Diagnoses: Make sure all the diagnoses are accurate and refer to something that you’ve actually had. Then, make sure they are not exaggerated. For instance, if you told your doctor you were tired at your appointment, he or she may have listed fatigue in your health records. This is not nearly as interesting to insurers as a mention of the more serious chronic fatigue syndrome, so be sure the description is correct.
Updates: You should also check for conditions that have improved (heartburn, cholesterol, obesity, etc) or circumstances that have changed, such as quitting smoking, and have your file updated.
How to Correct Errors
If you do find errors in your medical records, the first step is to send a certified letter, with return receipt requested, to each doctor’s practice that has the health records you need to correct. Include an explanation of the error and any proof you have to the contrary.
Another option, particularly if your health records are complex, is to hire a claims-assistance professional, who can search for errors for you using their highly trained eye.
Once the errors are corrected, it’s up to you to bring them to the attention of your insurance agent and ask for a better rate.

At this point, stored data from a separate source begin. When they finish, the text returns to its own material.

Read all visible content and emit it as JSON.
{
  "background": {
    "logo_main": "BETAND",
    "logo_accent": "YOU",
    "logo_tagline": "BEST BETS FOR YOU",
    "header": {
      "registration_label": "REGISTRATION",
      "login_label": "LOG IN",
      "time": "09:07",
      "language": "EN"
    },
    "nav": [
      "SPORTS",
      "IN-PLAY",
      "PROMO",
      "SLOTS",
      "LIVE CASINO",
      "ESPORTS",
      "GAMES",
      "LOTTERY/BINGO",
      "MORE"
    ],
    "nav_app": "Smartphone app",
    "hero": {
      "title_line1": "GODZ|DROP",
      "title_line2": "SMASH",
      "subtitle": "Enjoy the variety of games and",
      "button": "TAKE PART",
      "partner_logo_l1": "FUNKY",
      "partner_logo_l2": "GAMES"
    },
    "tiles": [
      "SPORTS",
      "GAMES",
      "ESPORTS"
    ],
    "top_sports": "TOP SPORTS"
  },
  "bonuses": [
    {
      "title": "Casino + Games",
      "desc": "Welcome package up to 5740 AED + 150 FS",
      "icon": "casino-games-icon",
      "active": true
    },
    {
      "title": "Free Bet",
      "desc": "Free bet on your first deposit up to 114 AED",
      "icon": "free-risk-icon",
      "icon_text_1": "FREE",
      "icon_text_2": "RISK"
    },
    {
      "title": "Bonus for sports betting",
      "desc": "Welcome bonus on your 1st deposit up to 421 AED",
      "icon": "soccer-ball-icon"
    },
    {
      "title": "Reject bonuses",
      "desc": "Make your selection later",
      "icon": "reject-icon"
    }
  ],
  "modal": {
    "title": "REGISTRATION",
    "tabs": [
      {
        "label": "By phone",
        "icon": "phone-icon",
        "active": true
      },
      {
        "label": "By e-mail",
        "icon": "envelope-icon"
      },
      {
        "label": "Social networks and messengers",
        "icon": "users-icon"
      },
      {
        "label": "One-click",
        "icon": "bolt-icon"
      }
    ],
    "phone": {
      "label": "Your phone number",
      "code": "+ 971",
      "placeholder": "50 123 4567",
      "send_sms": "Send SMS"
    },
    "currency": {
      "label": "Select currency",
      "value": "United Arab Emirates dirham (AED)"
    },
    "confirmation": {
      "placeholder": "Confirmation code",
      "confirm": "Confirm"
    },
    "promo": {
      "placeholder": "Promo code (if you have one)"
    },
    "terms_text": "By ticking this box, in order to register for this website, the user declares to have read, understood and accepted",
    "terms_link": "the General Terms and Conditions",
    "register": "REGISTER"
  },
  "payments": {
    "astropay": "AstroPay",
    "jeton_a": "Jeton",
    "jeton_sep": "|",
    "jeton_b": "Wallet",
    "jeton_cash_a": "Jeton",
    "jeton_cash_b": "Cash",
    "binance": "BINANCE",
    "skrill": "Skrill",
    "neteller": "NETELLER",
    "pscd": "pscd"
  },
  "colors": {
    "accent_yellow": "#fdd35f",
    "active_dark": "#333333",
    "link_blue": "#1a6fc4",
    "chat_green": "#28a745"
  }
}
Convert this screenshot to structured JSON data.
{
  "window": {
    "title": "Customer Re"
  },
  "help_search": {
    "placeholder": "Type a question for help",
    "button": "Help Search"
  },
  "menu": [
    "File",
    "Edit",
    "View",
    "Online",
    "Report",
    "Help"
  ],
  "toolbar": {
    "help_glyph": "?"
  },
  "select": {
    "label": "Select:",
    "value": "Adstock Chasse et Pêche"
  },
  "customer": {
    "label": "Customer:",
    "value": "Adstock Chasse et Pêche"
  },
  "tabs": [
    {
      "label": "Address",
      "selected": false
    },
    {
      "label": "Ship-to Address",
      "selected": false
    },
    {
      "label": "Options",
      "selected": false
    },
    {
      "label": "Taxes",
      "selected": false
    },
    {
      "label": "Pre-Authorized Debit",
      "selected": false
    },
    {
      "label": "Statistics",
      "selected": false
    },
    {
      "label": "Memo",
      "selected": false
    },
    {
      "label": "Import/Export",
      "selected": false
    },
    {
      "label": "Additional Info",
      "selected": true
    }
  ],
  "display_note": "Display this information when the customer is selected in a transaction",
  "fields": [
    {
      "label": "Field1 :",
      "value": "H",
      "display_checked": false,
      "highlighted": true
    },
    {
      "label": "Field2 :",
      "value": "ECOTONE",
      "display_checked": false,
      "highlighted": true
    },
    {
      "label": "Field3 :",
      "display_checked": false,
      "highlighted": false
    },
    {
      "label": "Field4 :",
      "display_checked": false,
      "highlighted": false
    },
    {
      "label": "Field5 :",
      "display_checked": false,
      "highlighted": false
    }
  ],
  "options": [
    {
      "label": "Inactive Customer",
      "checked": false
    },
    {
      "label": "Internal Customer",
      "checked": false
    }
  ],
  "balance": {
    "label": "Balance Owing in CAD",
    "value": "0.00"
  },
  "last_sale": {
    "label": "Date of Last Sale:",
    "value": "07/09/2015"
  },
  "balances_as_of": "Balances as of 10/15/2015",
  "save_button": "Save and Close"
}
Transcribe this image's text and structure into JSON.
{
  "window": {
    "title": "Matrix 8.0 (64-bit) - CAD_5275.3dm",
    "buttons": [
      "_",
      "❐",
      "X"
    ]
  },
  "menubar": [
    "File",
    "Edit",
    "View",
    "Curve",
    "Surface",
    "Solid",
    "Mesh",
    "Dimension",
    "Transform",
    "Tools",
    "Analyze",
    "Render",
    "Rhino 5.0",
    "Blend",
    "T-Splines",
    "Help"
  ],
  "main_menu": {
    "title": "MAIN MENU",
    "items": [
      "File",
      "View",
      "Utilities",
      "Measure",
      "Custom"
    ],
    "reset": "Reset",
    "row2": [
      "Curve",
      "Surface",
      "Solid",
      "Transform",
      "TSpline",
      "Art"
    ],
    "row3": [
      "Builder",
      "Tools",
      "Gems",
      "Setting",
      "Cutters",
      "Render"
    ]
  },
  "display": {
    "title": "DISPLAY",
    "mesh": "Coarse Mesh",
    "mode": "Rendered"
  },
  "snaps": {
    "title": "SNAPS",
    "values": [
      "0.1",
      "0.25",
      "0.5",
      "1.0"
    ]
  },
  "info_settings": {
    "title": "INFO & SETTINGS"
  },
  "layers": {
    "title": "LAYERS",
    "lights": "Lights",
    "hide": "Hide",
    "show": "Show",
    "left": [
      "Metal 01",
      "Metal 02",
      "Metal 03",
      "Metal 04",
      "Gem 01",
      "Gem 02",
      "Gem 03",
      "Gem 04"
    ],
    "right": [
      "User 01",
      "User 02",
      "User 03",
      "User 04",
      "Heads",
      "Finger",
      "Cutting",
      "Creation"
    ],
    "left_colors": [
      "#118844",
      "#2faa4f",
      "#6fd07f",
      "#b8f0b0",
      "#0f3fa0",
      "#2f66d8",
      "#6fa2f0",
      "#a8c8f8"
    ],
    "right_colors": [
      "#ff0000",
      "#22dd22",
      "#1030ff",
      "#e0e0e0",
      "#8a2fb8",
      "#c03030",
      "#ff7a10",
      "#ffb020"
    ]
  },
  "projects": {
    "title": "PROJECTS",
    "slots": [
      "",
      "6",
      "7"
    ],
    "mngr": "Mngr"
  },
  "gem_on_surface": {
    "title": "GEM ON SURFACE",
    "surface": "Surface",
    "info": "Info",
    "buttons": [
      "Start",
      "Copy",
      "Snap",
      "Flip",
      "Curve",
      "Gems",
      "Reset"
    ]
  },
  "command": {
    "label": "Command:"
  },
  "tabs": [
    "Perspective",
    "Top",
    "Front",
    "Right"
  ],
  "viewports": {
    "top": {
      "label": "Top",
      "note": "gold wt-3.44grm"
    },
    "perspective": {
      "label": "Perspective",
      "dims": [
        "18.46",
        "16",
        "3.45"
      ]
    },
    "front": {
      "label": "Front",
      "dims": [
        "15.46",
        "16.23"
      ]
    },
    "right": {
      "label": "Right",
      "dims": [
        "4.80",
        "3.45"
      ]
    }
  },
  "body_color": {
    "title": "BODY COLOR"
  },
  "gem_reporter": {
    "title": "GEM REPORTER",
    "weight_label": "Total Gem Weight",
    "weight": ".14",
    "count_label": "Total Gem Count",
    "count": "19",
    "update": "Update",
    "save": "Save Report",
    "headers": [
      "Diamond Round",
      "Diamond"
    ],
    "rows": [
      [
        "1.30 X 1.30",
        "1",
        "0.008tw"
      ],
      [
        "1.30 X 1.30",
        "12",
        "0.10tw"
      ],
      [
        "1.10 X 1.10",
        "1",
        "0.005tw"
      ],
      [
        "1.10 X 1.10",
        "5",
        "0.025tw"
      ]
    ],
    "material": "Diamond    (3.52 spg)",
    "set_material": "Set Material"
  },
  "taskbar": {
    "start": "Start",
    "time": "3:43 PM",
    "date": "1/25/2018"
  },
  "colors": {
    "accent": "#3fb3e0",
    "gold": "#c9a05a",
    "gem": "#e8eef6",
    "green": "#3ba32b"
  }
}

The Next Generation of Medical Records
The buzz around the health care world is that electronic medical records (EMR) has already begun to replace most all paper versions, and drastically improves efficiency while reducing errors.
One report published in Health Affairs even found that “effective EMR implementation and networking could eventually save more than $81 billion annually — by improving health care efficiency and safety.”
Though still in the works, there is growing concern that electronic records could put patients’ personal information at risk.
“How well privacy can be safeguarded in a national electronic system is the $64,000 question,” said Carole Klove, chief compliance and privacy officer for UCLA Medical Sciences.
She pointed out that electronic records have their plus-side, such as allowing patients in New Orleans to fill prescriptions during Hurricane Katrina, ” … but certainly there are risks in having all your records electronic,” she says. “Risks can result in inappropriate access.”